The blog this week was written by Jennifer Goodwill, Community Broker at The Arcadia Institute. An assumption is something that is presumed to be true without concrete evidence to prove it. Our assumptions are shaped and supported by our beliefs, our experiences and our culture. We use our assumptions to draw conclusions, make decisions and take action. Assumptions, at their best, allow us to take educated risks and move ahead with new ideas, even when the hoped for outcomes are not guaranteed. When we started our Community Participation Initiative, we assumed the community would welcome people with disabilities. Our assumption has proven to be correct and this Initiative is having a positive outcome in the lives of people with disabilities and with our community. Assumptions at their worst, however, mislead us, hinder progress and hurt relationships. Individuals may assume they understand a situation, such as a person’s interests or abilities, and act accordingly. But when their assumptions are wrong, they cause frustration and missed opportunities.

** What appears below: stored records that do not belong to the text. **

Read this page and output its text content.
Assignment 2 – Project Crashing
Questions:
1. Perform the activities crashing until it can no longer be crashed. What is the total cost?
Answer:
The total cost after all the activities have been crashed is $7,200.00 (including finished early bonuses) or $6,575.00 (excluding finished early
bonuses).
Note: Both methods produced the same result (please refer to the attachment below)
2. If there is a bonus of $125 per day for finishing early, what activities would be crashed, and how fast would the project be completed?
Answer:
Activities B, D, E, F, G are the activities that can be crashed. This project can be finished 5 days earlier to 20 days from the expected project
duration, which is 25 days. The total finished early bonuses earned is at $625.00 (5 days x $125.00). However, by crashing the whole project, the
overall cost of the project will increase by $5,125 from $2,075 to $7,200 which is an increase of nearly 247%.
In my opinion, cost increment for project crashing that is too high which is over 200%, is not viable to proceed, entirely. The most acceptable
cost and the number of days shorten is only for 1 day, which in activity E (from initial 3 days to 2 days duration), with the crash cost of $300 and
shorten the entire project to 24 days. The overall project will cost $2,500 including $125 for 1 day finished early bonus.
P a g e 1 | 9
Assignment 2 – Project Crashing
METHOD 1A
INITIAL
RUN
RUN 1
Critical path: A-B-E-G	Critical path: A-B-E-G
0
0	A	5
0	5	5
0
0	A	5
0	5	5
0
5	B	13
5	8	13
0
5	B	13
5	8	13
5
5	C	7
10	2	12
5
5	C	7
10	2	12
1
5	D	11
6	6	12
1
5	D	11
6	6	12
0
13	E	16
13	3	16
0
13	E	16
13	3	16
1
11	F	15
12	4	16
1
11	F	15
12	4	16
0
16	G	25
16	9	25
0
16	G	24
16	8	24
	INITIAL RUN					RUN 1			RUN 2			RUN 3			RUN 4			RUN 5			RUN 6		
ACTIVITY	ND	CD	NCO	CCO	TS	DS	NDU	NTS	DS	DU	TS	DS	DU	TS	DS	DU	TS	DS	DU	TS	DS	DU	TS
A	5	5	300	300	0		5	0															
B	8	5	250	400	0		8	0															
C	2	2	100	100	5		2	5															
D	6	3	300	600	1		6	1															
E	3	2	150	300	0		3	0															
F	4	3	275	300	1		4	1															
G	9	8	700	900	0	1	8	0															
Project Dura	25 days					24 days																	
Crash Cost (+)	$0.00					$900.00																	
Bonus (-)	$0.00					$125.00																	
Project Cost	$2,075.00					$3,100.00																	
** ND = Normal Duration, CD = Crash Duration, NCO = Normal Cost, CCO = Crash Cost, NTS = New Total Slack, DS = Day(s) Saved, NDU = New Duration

In our ongoing work to connect people with disabilities to live a full life in the community of their choosing, we have learned that it is important to ask questions and to communicate. This takes time, and sometimes even courage, especially when asking questions to get to the root of an issue that usually brings about a deeper understanding. It’s important that we are aware that we may be making assumptions. We must take time to consider our own perspectives and reasoning, and be willing to adjust our own responses. Additionally, we need to be honest about our assumptions, and ask clarifying questions. Finally, it’s very important that we speak directly with and not to an individual, letting them share their own thoughts. We need to get to know the person, seeking to understand their situation and interests.

Consider this example of how the impact of assumptions may play themselves out when a person with a disability seeks employment. If someone has been seeking a job and going to interviews, but never receives job offers, a probable assumption to be made is that the individual needs to improve their interview and job skills. However, if you were to talk directly with the individual, or even the possible employer, and keep asking clarifying questions, one may discover that, in fact, the lack of job offers is tied to transportation. If an individual does not have a driver’s license and depends on public transportation, the employer may assume that the individual will not be available to work certain days and times. Or, that the individual may be undependable. Digging deeper beyond assumption helps obtain information that allows one to address the situation in a whole different way. Now one may look at other options to solve the transportation issue with both the individual and with the possible employer. Getting beyond assumptions creates opportunities to find more accurate solutions.